Lottie looked at him surprised. He had taken her hand and held it, shaking it, half-playfully, in his own.
“My love,” he said, “you are not so candid as your poor father. You will get on all the better in the world. I withdraw everything I said, Lottie. All is going well; all is for the best. I make no doubt you can manage your own affairs a great deal better than I.”
“What is it you mean, papa?”
“We will say no more, my child. I give you free command over yourself. That was a fine anthem this afternoon, and I have no doubt those were well repaid who came from a distance to hear it. Don’t you think so, Lottie? Many people come from a great distance to hear the service in the Abbey, and no doubt the Signor made it known that there was to be such a good anthem to-day.”
Lottie did not make any reply. She looked at him with mingled wonder and impatience. What did he mean? It had not occurred to her to connect Rollo with the anthem, but she perceived by the look on her father’s face that something which would be displeasing to her was in his mind.

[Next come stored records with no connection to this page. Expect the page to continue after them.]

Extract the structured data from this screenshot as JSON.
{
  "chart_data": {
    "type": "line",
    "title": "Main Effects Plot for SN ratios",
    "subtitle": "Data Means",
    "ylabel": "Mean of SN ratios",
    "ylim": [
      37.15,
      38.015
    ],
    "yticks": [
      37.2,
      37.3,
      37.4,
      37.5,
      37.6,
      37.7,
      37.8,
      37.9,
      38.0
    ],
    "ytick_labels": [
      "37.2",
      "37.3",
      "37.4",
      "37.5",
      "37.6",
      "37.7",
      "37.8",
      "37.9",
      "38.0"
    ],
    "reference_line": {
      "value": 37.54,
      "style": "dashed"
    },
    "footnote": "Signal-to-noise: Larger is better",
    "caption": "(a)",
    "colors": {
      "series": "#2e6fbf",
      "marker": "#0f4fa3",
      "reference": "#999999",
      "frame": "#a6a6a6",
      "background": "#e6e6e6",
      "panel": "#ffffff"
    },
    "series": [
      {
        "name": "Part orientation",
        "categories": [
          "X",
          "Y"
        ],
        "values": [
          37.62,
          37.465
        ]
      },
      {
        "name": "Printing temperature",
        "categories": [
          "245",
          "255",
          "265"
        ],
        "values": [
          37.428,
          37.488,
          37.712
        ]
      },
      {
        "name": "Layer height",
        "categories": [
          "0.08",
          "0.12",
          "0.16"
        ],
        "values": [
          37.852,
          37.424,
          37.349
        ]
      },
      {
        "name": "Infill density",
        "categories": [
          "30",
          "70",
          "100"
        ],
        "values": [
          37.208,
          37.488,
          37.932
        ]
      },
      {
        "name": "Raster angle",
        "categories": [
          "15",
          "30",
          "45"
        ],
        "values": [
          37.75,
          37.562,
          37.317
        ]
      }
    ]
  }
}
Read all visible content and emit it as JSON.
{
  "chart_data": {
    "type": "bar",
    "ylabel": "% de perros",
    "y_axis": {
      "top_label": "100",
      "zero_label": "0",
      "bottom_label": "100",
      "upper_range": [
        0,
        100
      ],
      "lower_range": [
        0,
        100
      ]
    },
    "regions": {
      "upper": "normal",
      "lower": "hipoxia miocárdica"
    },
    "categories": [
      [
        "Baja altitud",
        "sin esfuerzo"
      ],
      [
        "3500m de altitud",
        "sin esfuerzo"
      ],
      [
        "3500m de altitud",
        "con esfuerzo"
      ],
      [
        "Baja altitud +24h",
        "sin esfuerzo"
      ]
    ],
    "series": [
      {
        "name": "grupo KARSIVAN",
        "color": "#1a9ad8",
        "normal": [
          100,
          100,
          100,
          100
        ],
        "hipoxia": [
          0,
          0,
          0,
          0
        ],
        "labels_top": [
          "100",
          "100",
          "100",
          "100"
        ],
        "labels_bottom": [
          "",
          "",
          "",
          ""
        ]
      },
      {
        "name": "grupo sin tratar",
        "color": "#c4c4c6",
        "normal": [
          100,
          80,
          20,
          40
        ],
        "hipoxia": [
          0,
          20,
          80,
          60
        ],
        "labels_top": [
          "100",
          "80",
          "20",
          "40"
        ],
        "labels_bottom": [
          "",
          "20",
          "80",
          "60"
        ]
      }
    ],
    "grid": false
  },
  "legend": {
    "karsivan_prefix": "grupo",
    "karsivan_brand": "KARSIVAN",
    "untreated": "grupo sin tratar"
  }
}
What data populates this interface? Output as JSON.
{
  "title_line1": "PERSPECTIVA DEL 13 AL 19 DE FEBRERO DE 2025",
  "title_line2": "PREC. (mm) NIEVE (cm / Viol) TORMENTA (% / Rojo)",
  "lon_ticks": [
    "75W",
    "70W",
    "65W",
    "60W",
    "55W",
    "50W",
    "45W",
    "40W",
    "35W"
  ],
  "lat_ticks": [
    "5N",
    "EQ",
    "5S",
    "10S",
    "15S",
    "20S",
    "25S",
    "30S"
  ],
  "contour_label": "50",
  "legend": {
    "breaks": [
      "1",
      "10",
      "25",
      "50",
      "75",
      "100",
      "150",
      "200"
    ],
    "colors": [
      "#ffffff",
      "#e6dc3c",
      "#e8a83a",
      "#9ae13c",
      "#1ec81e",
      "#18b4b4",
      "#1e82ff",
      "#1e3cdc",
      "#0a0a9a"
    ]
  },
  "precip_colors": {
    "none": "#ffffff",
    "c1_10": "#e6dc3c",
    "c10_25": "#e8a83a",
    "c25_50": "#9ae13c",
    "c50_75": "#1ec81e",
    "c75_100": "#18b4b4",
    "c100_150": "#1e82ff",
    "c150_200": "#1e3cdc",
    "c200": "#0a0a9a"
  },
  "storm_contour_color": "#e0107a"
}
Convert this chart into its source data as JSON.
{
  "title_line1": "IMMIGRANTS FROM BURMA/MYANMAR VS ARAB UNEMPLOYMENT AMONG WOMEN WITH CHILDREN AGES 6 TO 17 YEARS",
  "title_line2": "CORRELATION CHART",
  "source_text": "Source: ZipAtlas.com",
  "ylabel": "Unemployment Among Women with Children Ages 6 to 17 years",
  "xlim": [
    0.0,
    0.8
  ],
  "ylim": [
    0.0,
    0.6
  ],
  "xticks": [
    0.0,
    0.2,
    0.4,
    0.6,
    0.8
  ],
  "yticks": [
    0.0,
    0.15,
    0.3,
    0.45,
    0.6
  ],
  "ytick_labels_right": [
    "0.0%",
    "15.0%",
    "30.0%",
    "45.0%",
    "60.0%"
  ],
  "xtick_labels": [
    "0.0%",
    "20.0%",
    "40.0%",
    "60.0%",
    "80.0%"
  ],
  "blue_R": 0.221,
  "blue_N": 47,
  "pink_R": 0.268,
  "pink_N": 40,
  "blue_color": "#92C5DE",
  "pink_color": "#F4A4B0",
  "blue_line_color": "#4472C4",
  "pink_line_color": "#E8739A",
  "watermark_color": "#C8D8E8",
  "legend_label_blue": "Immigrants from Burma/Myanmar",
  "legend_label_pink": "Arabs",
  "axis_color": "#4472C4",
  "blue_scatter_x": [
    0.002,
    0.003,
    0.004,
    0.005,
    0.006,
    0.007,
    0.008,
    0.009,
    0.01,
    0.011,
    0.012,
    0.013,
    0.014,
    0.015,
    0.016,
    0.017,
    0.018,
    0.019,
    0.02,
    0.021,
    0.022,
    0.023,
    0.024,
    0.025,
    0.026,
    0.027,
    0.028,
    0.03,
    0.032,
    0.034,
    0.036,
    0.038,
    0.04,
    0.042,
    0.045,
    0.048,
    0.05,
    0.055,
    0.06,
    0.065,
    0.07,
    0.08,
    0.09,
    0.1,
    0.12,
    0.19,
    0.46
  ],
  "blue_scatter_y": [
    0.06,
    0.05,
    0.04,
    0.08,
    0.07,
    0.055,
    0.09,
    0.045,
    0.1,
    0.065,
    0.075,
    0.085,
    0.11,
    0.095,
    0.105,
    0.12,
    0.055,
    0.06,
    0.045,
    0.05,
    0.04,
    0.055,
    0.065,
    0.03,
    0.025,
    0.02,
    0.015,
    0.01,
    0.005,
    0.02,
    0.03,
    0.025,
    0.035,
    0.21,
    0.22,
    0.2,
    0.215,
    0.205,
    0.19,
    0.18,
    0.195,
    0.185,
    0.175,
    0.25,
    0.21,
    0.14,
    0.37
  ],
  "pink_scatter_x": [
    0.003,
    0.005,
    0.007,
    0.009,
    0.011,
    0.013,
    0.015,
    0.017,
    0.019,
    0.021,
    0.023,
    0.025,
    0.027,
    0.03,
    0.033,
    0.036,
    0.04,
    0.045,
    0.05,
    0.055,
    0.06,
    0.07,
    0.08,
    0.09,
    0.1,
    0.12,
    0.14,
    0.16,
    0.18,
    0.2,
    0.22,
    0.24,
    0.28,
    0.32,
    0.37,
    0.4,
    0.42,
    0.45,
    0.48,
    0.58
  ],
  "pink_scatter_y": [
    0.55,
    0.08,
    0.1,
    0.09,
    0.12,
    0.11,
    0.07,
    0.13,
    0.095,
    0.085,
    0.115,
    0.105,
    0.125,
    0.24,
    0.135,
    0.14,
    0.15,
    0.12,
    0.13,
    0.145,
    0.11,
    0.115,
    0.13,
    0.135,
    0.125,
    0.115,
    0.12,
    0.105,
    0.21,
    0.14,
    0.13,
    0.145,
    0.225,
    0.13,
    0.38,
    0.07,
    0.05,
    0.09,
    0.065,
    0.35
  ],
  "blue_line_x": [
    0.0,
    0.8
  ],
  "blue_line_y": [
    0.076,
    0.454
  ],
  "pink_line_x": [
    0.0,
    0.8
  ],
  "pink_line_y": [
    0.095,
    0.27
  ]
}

“What’s the row?” said Law. “Who was there? I thought it was always the same old lot.”
“And so it is generally the same old lot. We don’t vary; but when pretty girls like Lottie say their prayers regularly heaven sends somebody to hear them. Oh, yes; there is always somebody sent to hear them. But you are quite right to allow nothing to be said about it, my child,” said the Captain. “Not a word, on the honour of a gentleman. Your feelings shall be respected. But it may be a comfort to you, my love, to feel that whatever happens your father is behind you, Lottie—knows and approves. My dear, I say no more.”